July 25, 2019
In the US the ongoing political debate about patents and prices will determine the long-term viability of the US biosimilars market, says an industry expert.
The US biosimilar drug market was established in 2015 with the approval of Zarxio, Sandoz’s version of the Amgen drug Neupogen (filgrastim).
Zarxio quickly established itself – the drug accounted for 45% of all the short-acting filgrastim used in the US last year. In contrast, the wider market has been slow to develop.
Image: iStock/AlexLMX
Legal complexity
As of July 10, only six of the 21 biosimilars approved by the FDA have been launched. The firms behind the remaining 15 drugs must wait for the legal landscape to change says Clarivate Analytics’ Mari Serebrov.
“The others are all waiting for US patents on the reference biologics to expire or be litigated,” Serebrov said.
She explained that, unlike chemical drugs, biologic medicines usually have extensive IP portfolios citing Humira (adalimumab) – for which AbbVie holds 130 patents – as an example.
Slow start
Aside from patents, other issues have slowed market development. For example, Congress passed the BPCIA in 2010, but the FDA took two years to publish a guidance document.
The lack of a dedicated pathway prior to 2010 has also stymied the US market according to Serebrov, who cited the differing approaches the EMA and FDA took to Sandoz’s Omnitrope (somatropin) as an example.
“When Sandoz’s Omnitrope (somatropin) won EU approval in 2006, it was the world’s first follow-on approved on a dedicated biosimilar path. The FDA approved Omnitrope that same year but as a 505(b)(2) drug, not as a biosimilar.
“Even if a biosimilar path had been in place in the US at the time, the FDA could not have approved Omnitrope as a biosimilar. That’s because the reference list drug, like other simple proteins such as insulin and other hormones, was approved as an NDA on the FDCA’s 505 path that’s used for small molecule drugs.”

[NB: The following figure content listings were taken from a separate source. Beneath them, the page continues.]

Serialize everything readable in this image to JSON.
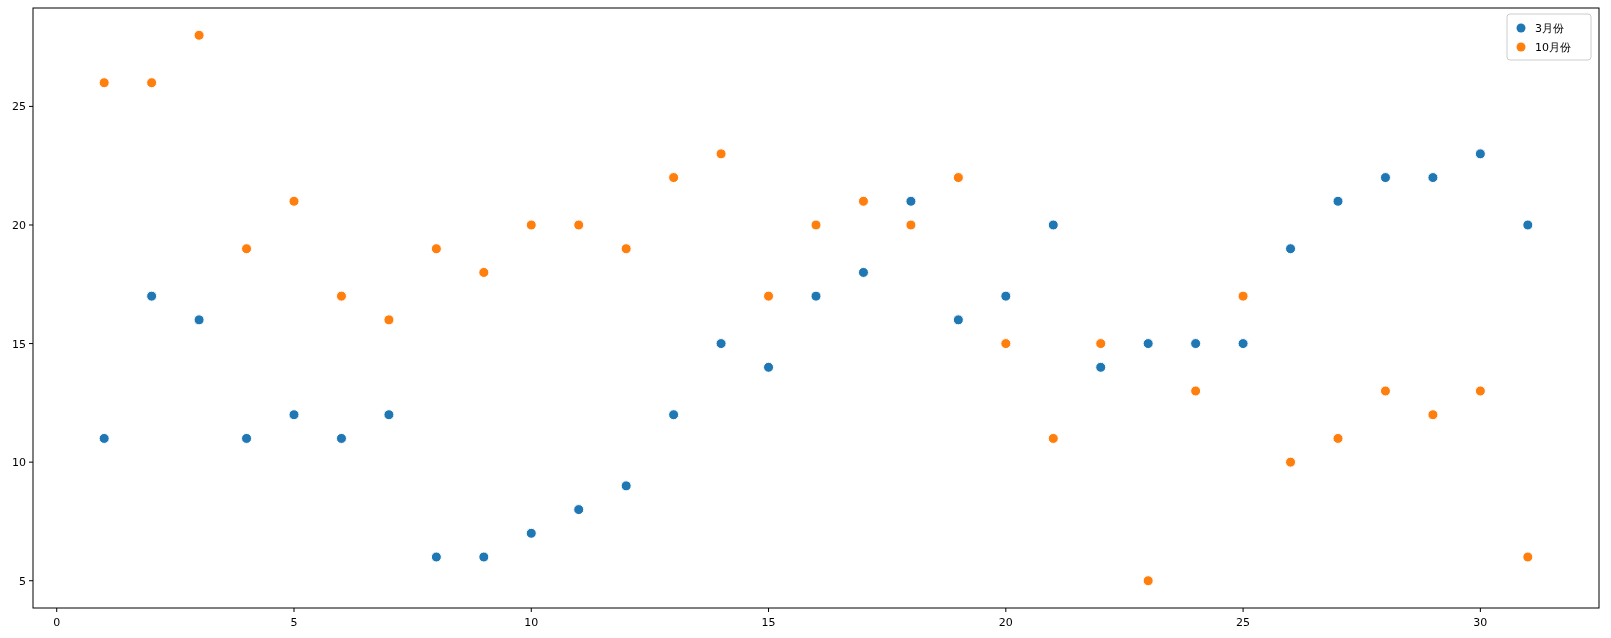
{
  "chart_data": {
    "type": "scatter",
    "x": [
      1,
      2,
      3,
      4,
      5,
      6,
      7,
      8,
      9,
      10,
      11,
      12,
      13,
      14,
      15,
      16,
      17,
      18,
      19,
      20,
      21,
      22,
      23,
      24,
      25,
      26,
      27,
      28,
      29,
      30,
      31
    ],
    "series": [
      {
        "name": "3月份",
        "color": "#1f77b4",
        "values": [
          11,
          17,
          16,
          11,
          12,
          11,
          12,
          6,
          6,
          7,
          8,
          9,
          12,
          15,
          14,
          17,
          18,
          21,
          16,
          17,
          20,
          14,
          15,
          15,
          15,
          19,
          21,
          22,
          22,
          23,
          20
        ]
      },
      {
        "name": "10月份",
        "color": "#ff7f0e",
        "values": [
          26,
          26,
          28,
          19,
          21,
          17,
          16,
          19,
          18,
          20,
          20,
          19,
          22,
          23,
          17,
          20,
          21,
          20,
          22,
          15,
          11,
          15,
          5,
          13,
          17,
          10,
          11,
          13,
          12,
          13,
          6
        ]
      }
    ],
    "xlim": [
      -0.5,
      32.5
    ],
    "ylim": [
      3.85,
      29.15
    ],
    "xticks": [
      0,
      5,
      10,
      15,
      20,
      25,
      30
    ],
    "yticks": [
      5,
      10,
      15,
      20,
      25
    ],
    "marker": "circle",
    "legend": "top right",
    "grid": false
  }
}
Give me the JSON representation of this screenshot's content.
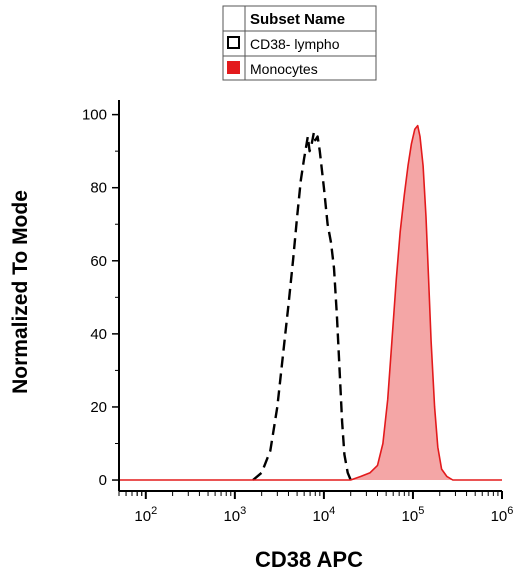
{
  "chart_data": {
    "type": "area",
    "title": "",
    "xlabel": "CD38 APC",
    "ylabel": "Normalized To Mode",
    "xscale": "log",
    "xlim": [
      50,
      1000000
    ],
    "ylim": [
      -3,
      104
    ],
    "x_ticks": [
      {
        "base": "10",
        "exp": "2",
        "value": 100
      },
      {
        "base": "10",
        "exp": "3",
        "value": 1000
      },
      {
        "base": "10",
        "exp": "4",
        "value": 10000
      },
      {
        "base": "10",
        "exp": "5",
        "value": 100000
      },
      {
        "base": "10",
        "exp": "6",
        "value": 1000000
      }
    ],
    "y_ticks": [
      {
        "label": "0",
        "value": 0
      },
      {
        "label": "20",
        "value": 20
      },
      {
        "label": "40",
        "value": 40
      },
      {
        "label": "60",
        "value": 60
      },
      {
        "label": "80",
        "value": 80
      },
      {
        "label": "100",
        "value": 100
      }
    ],
    "grid": false,
    "legend": {
      "placement": "top-center",
      "header": "Subset Name",
      "entries": [
        "CD38- lympho",
        "Monocytes"
      ]
    },
    "series": [
      {
        "name": "CD38- lympho",
        "style": "dashed",
        "color": "#000000",
        "fill": "none",
        "points": [
          [
            1600,
            0
          ],
          [
            2000,
            2
          ],
          [
            2500,
            8
          ],
          [
            3000,
            20
          ],
          [
            3500,
            35
          ],
          [
            4000,
            48
          ],
          [
            4500,
            60
          ],
          [
            5000,
            72
          ],
          [
            5500,
            82
          ],
          [
            6000,
            88
          ],
          [
            6300,
            91
          ],
          [
            6600,
            94
          ],
          [
            6900,
            90
          ],
          [
            7300,
            92
          ],
          [
            7700,
            95
          ],
          [
            8000,
            93
          ],
          [
            8500,
            94
          ],
          [
            9000,
            90
          ],
          [
            10000,
            80
          ],
          [
            11000,
            70
          ],
          [
            12000,
            65
          ],
          [
            13000,
            58
          ],
          [
            14000,
            45
          ],
          [
            15000,
            30
          ],
          [
            16000,
            16
          ],
          [
            17000,
            7
          ],
          [
            18500,
            2
          ],
          [
            20000,
            0
          ]
        ]
      },
      {
        "name": "Monocytes",
        "style": "solid",
        "color": "#e31a1c",
        "fill": "#f4a6a6",
        "points": [
          [
            50,
            0
          ],
          [
            20000,
            0
          ],
          [
            26000,
            1
          ],
          [
            33000,
            2
          ],
          [
            40000,
            4
          ],
          [
            46000,
            10
          ],
          [
            52000,
            22
          ],
          [
            58000,
            38
          ],
          [
            65000,
            55
          ],
          [
            72000,
            68
          ],
          [
            80000,
            78
          ],
          [
            88000,
            86
          ],
          [
            96000,
            92
          ],
          [
            105000,
            96
          ],
          [
            113000,
            97
          ],
          [
            120000,
            94
          ],
          [
            130000,
            86
          ],
          [
            140000,
            72
          ],
          [
            150000,
            55
          ],
          [
            160000,
            38
          ],
          [
            175000,
            20
          ],
          [
            190000,
            9
          ],
          [
            210000,
            3
          ],
          [
            240000,
            1
          ],
          [
            280000,
            0
          ],
          [
            1000000,
            0
          ]
        ]
      }
    ]
  }
}
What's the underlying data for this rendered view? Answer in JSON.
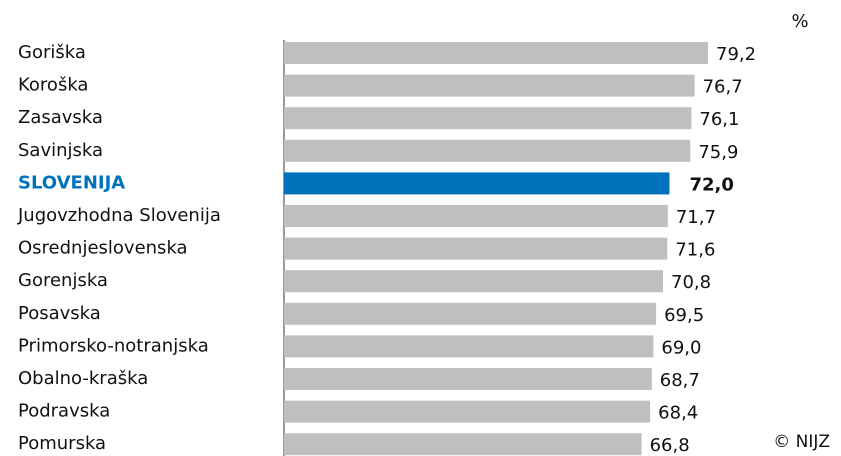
{
  "chart_data": {
    "type": "bar",
    "orientation": "horizontal",
    "unit": "%",
    "credit": "© NIJZ",
    "categories": [
      "Goriška",
      "Koroška",
      "Zasavska",
      "Savinjska",
      "SLOVENIJA",
      "Jugovzhodna Slovenija",
      "Osrednjeslovenska",
      "Gorenjska",
      "Posavska",
      "Primorsko-notranjska",
      "Obalno-kraška",
      "Podravska",
      "Pomurska"
    ],
    "values": [
      79.2,
      76.7,
      76.1,
      75.9,
      72.0,
      71.7,
      71.6,
      70.8,
      69.5,
      69.0,
      68.7,
      68.4,
      66.8
    ],
    "value_labels": [
      "79,2",
      "76,7",
      "76,1",
      "75,9",
      "72,0",
      "71,7",
      "71,6",
      "70,8",
      "69,5",
      "69,0",
      "68,7",
      "68,4",
      "66,8"
    ],
    "color": "#bfbfbf",
    "highlight_color": "#0072bc",
    "highlight": [
      false,
      false,
      false,
      false,
      true,
      false,
      false,
      false,
      false,
      false,
      false,
      false,
      false
    ]
  }
}
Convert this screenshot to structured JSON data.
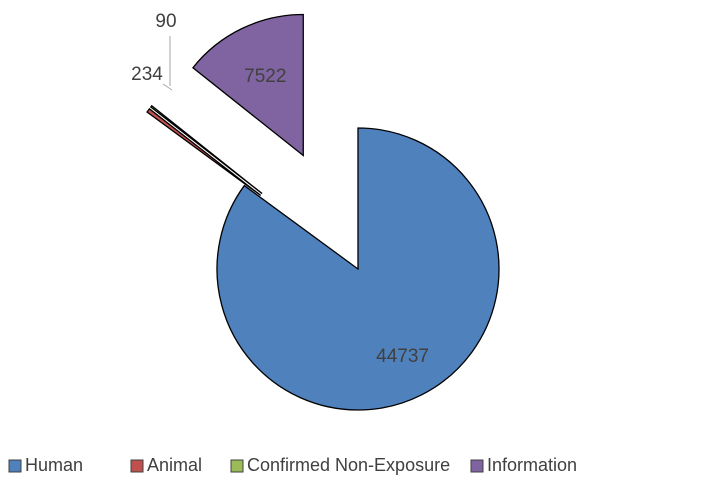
{
  "chart_data": {
    "type": "pie",
    "categories": [
      "Human",
      "Animal",
      "Confirmed Non-Exposure",
      "Information"
    ],
    "values": [
      44737,
      234,
      90,
      7522
    ],
    "colors": [
      "#4f81bd",
      "#c0504d",
      "#9bbb59",
      "#8064a2"
    ],
    "legend": "bottom"
  }
}
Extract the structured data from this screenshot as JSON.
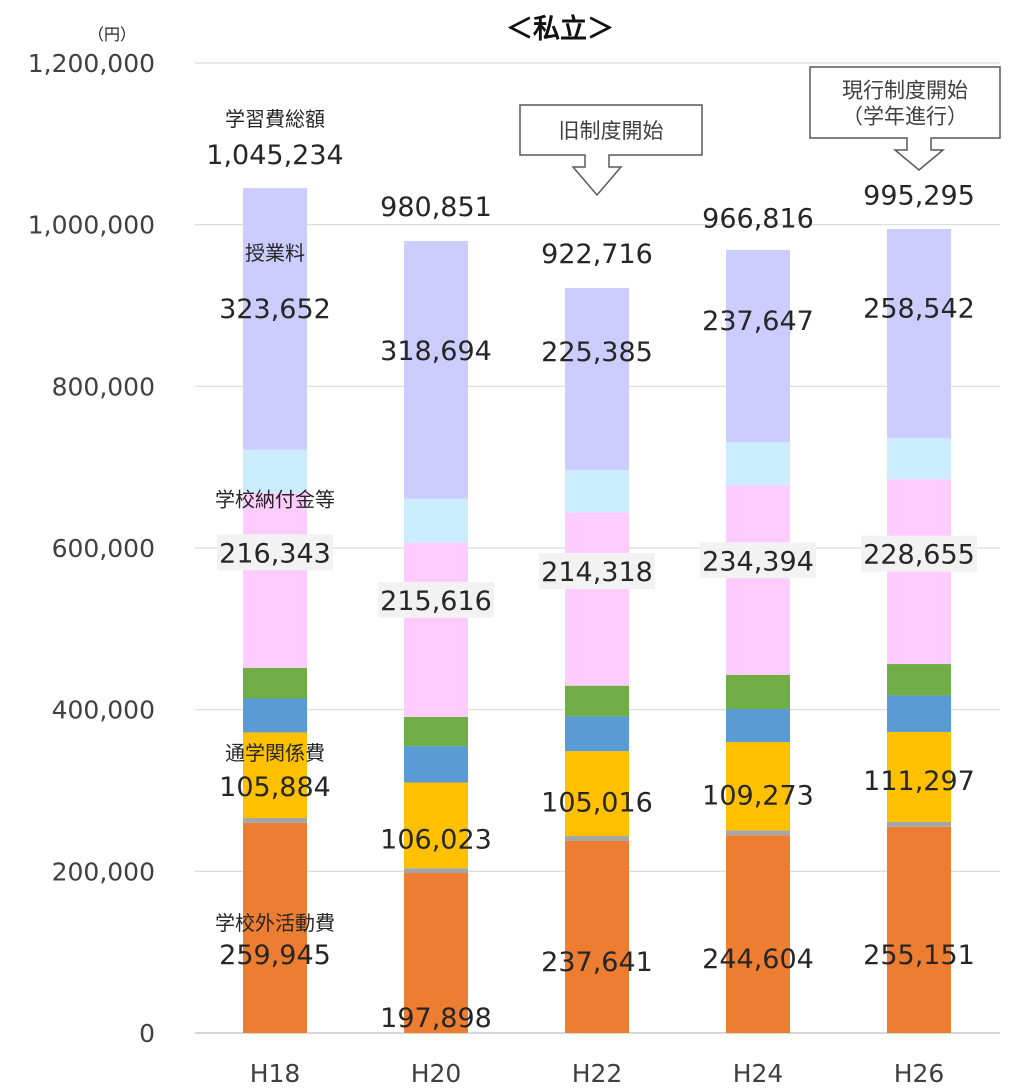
{
  "chart_data": {
    "type": "bar",
    "stacked": true,
    "title": "＜私立＞",
    "unit_label": "（円）",
    "categories": [
      "H18",
      "H20",
      "H22",
      "H24",
      "H26"
    ],
    "ylim": [
      0,
      1200000
    ],
    "yticks": [
      0,
      200000,
      400000,
      600000,
      800000,
      1000000,
      1200000
    ],
    "ytick_labels": [
      "0",
      "200,000",
      "400,000",
      "600,000",
      "800,000",
      "1,000,000",
      "1,200,000"
    ],
    "grid": true,
    "totals": [
      1045234,
      980851,
      922716,
      966816,
      995295
    ],
    "total_labels": [
      "1,045,234",
      "980,851",
      "922,716",
      "966,816",
      "995,295"
    ],
    "series": [
      {
        "name": "学校外活動費",
        "color": "#ED7D31",
        "values": [
          259945,
          197898,
          237641,
          244604,
          255151
        ],
        "labels": [
          "259,945",
          "197,898",
          "237,641",
          "244,604",
          "255,151"
        ]
      },
      {
        "color": "#A5A5A5",
        "values": [
          6000,
          6000,
          6000,
          6000,
          6000
        ]
      },
      {
        "name": "通学関係費",
        "color": "#FFC000",
        "values": [
          105884,
          106023,
          105016,
          109273,
          111297
        ],
        "labels": [
          "105,884",
          "106,023",
          "105,016",
          "109,273",
          "111,297"
        ]
      },
      {
        "color": "#5B9BD5",
        "values": [
          42000,
          45000,
          43000,
          41000,
          45000
        ]
      },
      {
        "color": "#70AD47",
        "values": [
          38000,
          36000,
          38000,
          42000,
          39000
        ]
      },
      {
        "name": "学校納付金等",
        "color": "#FFCCFF",
        "values": [
          216343,
          215616,
          214318,
          234394,
          228655
        ],
        "labels": [
          "216,343",
          "215,616",
          "214,318",
          "234,394",
          "228,655"
        ]
      },
      {
        "color": "#CCECFF",
        "values": [
          53410,
          54620,
          52356,
          53898,
          51050
        ]
      },
      {
        "name": "授業料",
        "color": "#CCCCFF",
        "values": [
          323652,
          318694,
          225385,
          237647,
          258542
        ],
        "labels": [
          "323,652",
          "318,694",
          "225,385",
          "237,647",
          "258,542"
        ]
      }
    ],
    "annotations": {
      "total_name": "学習費総額",
      "callouts": [
        {
          "category": "H22",
          "lines": [
            "旧制度開始"
          ]
        },
        {
          "category": "H26",
          "lines": [
            "現行制度開始",
            "（学年進行）"
          ]
        }
      ]
    }
  }
}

Next March, this situation should be resolved. The BPCIA requires that all simple proteins approved as NDAs will be reclassified as BLA. Until then, however, the FDA cannot approve biosimilars referencing those drugs.
Pricing
Other issues slowing the US biosimilars market may take longer to resolve according to Serebrov, who says the current debate about drug prices in the US is the key dynamic.
“A lot depends on how Congress addresses drug pricing and patenting issues. For instance, depending on how it would be implemented, a move to Medicare for All, Medicare negotiations, an international pricing index or drug importation could undermine the biosimilar market and erode financial incentives for investing in biosimilar development.
“Congress has the ability to make or break the market, but it’s too soon to predict what it will do and how it will do it,” she said.